Our creek was about a half- mile
from its entrance to the River
an adjacent ranch pumped water
from a dam it made thirty feet
from our fence & the creek backed
up each summer to flood a feeder
ditch to a pump that rerouted the tributary
over 500 acres, lifted the water from a
Massive electric pump & poured water
on dry desert ground to irrigate alfalfa,
Deep growing legumes, & we
Leased this ranch one year while the land
Changed owners, I cut hay, raked hay, bucked
Bales of hay & we sold nearly all of it in massive tight
Stacks, where other small farms would come &
Buy this one year boon that we’d come by, in this process
I had a free run of 500 acres that was liberating at 15,
having been confined to 20 before that time, the
River became my own, with four good riffles & a salmon hole
There were pear trees & a pond that had two foot trout
That produced one every other cast, I worked all summer
& helped build a shop and earned at the end of the summer
Twenty dollars, & was pleased to get it & buy a cheap military surplus
Deer rifle, & it dawned on me decades later, that I was really some sort
Of bond slave, but I never had a thought of that as
Every hot afternoon on a tractor, & working with my
Grandfather, real farming seemed to me to be the greatest adventure
Of my life, it was the last serious farming my grandfather did
& before the depression he had owned a similar spread,
& the money financed good things of which I have no recollection
I do remember sense of the wealth of the earth,
& the smell of new mown hay and the dust of the harrow before we planted oats
I remember taking a friend of mine, a punk just moved up from L.A.

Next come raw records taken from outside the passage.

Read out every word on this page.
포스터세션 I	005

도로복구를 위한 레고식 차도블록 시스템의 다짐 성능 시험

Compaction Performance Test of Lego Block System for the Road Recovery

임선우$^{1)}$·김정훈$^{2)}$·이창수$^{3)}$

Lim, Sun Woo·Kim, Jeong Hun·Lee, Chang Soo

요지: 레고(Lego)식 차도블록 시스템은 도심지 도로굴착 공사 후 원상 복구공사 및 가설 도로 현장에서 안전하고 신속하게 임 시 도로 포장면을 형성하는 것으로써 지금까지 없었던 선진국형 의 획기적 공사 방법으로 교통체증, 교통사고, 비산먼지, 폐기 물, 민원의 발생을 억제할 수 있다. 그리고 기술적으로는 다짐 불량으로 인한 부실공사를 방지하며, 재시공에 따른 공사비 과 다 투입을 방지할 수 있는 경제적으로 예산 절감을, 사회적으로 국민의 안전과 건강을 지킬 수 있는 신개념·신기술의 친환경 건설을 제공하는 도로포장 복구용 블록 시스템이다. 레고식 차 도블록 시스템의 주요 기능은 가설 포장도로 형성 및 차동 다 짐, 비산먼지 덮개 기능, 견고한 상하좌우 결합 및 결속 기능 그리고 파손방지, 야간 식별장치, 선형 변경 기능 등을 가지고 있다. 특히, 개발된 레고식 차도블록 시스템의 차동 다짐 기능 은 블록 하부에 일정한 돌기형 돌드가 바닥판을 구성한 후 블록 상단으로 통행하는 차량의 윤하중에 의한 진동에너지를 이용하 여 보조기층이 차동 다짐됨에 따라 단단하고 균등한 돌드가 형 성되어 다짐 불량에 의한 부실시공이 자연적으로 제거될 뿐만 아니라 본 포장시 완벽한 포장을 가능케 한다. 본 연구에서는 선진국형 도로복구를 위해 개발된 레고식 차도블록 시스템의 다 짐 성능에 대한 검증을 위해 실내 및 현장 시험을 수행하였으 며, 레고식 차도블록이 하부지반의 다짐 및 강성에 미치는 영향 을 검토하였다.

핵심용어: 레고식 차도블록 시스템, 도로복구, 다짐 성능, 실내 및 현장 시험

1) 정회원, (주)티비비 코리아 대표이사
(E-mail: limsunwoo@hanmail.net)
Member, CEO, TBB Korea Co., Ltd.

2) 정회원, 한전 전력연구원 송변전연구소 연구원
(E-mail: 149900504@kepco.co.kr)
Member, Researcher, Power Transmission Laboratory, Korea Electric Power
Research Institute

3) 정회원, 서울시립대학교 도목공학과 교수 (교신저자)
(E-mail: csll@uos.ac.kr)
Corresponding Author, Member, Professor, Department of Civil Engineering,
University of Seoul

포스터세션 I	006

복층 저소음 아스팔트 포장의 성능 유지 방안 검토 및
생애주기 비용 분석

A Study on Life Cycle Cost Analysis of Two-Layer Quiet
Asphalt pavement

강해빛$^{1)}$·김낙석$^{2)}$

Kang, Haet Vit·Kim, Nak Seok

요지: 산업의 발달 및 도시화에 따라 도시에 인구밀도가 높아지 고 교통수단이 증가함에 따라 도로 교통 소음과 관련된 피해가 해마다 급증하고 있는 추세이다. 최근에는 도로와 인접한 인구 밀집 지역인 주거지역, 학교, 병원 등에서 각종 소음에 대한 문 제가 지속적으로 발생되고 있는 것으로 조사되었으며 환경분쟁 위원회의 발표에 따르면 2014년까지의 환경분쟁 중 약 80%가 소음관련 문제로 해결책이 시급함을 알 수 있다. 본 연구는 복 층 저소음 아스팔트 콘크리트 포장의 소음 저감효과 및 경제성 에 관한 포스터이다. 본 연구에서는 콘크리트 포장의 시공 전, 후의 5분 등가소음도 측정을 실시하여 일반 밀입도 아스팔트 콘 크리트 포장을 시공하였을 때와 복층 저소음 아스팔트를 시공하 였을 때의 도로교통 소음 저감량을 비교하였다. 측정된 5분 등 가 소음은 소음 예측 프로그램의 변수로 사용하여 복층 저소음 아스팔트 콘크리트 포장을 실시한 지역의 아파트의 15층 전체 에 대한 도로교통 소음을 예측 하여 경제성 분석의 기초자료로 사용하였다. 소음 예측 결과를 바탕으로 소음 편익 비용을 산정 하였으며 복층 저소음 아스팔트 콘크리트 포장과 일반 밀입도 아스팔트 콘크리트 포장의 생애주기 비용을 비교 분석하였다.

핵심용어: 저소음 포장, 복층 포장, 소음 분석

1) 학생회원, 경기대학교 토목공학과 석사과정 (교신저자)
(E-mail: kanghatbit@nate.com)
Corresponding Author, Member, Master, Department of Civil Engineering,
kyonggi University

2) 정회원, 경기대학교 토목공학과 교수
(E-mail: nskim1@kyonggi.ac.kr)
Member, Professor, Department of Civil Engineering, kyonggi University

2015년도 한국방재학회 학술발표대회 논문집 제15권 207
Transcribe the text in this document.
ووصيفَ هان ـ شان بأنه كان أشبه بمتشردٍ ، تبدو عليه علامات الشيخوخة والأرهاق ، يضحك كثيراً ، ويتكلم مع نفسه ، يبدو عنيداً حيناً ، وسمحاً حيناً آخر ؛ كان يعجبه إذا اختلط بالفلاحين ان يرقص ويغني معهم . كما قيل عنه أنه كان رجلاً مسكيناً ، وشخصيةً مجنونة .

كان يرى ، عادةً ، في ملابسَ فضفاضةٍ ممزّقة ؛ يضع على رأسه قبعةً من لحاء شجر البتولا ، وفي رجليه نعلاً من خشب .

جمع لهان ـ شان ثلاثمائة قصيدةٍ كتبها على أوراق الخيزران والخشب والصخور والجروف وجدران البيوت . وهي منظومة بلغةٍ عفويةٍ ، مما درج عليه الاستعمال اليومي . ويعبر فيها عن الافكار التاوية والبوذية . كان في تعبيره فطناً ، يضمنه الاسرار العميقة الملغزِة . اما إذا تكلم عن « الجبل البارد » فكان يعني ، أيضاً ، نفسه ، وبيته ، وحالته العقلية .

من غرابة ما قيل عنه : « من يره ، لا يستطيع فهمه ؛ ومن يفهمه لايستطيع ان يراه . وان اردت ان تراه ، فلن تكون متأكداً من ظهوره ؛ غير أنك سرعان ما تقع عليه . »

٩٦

To the river & pointing out quick sand & watching him swagger
Out onto it & tell me I was full of it & when he began to
Jump up & down I saw him sink to his armpits,
& I pulled him out laughing hard, & that
Summer was probably the best summer of my life up to then
Big farm meals, morning, noon & evening hard work but plenty
Of time to do wild things between the haying and the harvest
When the owner came the next year their gentrified ways took over
But they let me and no others, still have the run of the place except
I couldn’t shoot their deer, & I made good use of the riffles & could
Hunt ducks off the far pond, where the trout, took dry flies
& spinners every evening, I saw a world expand & purpose &
Our 20 acres had been sufficient for subsistence but that summer
My Grandfather & my uncle and I sweated for money, I had no notion of
Other than the twenty dollar rifle,
that killed big black tail bucks,& my friend who ignored the quicksand warning,
became a heroin addict in 1972, & current ranch owners who are not gentry
shot a neighbor kid with rock salt–for fishing in their pond.